HOPEWELL TOWNSHIP: COAH mandate remains mystery for town officials

By John Tredrea, Special Writer
The Planning Board agreed at its annual reorganization meeting Jan. 22 that the issue of affordable housing would continue to be a dominant one this year.
Controversial in the township for months have been the board’s hearings on whether to adopt a Master Plan amendment needed, as a first step, for the township to rezone land off Scotch Road to enable the construction of a large mixed-use development that would include residences for low- and moderate-income buyers.
Construction of those units would be applied toward the township’s satisfaction of its state mandate to provide “affordable housing” for those with low and moderate incomes.
Tentatively named Jacobs Creek Village at board meetings last year, the proposed mixed-use development, along with rezoning by the Township Committee, would cover about 600 acres and would have about 1,500 residences, to be built over a time period of about 10 years.
The residences would include about 500 apartments — one-, two- and three-bedroom — and about 1,000 modestly sized single-family homes and townhouses.
Last year, the Planning Board said it wanted 20 percent of the residences in the development to be for low- and moderate-income residents. The development would go on both sides of Scotch Road, between I-95 to the south and county Route 546 to the north.
This year’s Planning Board has three new members — Marylou Ferrara and Fran Bartlett, both former township committeewomen, and Kevin Kuchinski, a new member of the Township Committee.
A key unknown is what the township’s affordable housing obligation is going to be.
As of now, Hopewell Township has provided 378 local affordable units, according to a Hopewell Township official.
The current obligation is 1,477 low- and moderate-income units by 2025, Planning Board attorney Ronald Morgan said. But hold your horses. Mr. Morgan noted that the state Supreme Court has ordered the state Council on Affordable Housing (COAH) to revise the obligations it issued to towns around the state, including Hopewell Township’s 1,477 units.
At the Jan. 22 Planning Board reorganization meeting, Mr. Morgan, who terms the township’s obligation of 1,477 units by 2025 “completely unsupportable,” said the COAH is “dysfunctional.” He said the COAH has repeatedly missed Supreme Court deadlines on revising its latest round of affordable housing obligations issued to towns around the state.
“We’re waiting for the Supreme Court now,” Mr. Morgan said, noting that “we have several new justices” on that court.
Mr. Morgan added that a major problem “is that none of these COAH numbers (on how many affordable units various towns must provide) recognize that some communities have limited sewer service.”
Hopewell Township clearly is one of those communities. It provides no sewer service on its own. It does receive some sewer service, along its southern border, from the Ewing-Lawrence Sewerage Authority (ELSA).
Developments dense enough to provide affordable housing units typically provide public sewer service and public water as well. The portions of the township served by ELSA get their water from Trenton. Most of the 58-square-mile township is served by private wells and septic systems.

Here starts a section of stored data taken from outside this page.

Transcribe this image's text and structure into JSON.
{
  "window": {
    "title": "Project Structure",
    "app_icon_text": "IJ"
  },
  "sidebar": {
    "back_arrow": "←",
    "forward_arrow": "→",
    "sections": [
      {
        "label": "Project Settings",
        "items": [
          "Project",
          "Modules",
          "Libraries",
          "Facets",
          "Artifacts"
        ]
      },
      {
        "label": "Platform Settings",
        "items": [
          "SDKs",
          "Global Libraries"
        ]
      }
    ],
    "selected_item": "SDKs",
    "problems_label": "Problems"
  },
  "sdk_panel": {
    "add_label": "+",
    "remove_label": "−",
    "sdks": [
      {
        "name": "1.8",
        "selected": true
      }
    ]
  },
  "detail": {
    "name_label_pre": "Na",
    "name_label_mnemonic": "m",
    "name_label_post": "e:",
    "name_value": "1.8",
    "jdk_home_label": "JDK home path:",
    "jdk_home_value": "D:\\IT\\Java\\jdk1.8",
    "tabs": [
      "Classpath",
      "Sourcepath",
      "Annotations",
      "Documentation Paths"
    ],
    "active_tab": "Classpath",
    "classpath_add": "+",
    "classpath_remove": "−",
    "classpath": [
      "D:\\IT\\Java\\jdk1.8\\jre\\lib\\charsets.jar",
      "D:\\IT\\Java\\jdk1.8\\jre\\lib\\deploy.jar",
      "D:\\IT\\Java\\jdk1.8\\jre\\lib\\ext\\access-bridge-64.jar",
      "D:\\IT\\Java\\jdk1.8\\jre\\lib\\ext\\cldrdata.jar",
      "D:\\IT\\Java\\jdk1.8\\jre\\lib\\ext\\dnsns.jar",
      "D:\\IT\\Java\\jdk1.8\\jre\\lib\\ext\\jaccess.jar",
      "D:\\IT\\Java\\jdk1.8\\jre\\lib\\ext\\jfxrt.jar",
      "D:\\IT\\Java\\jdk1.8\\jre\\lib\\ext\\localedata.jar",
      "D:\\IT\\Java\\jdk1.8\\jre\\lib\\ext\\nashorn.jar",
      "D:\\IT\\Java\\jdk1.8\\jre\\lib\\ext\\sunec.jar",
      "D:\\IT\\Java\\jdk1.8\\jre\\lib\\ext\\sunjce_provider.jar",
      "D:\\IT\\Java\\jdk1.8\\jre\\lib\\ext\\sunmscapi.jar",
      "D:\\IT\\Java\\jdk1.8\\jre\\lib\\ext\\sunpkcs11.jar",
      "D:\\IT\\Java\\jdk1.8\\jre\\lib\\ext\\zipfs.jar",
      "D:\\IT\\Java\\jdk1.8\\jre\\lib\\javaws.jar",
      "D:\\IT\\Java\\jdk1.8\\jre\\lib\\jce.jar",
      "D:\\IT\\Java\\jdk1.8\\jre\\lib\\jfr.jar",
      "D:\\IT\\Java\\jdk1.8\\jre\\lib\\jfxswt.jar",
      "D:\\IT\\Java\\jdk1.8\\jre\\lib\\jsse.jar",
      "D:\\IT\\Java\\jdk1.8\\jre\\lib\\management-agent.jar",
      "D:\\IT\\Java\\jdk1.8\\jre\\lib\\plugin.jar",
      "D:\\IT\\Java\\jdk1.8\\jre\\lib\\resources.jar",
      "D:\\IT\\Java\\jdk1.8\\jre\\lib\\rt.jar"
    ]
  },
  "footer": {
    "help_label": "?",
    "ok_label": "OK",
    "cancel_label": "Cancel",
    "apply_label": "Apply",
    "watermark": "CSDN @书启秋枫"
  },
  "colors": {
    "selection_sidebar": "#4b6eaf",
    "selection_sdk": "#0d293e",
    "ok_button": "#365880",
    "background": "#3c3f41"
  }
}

Since the hearings on amending the Master Plan began, township officials have discussed, over and over again, whether it made sense to proceed with the hearings when the township is not yet certain what its affordable housing obligation is going to be.
“My question is: what comes first, the rules (i.e., what number of units the township will owe) or the housing plan,” Planning Board engineer Paul Pogorzelski, who also is the township’s administrator, said at the Jan. 22 meeting. “And no one knows what the Supreme Court will say.”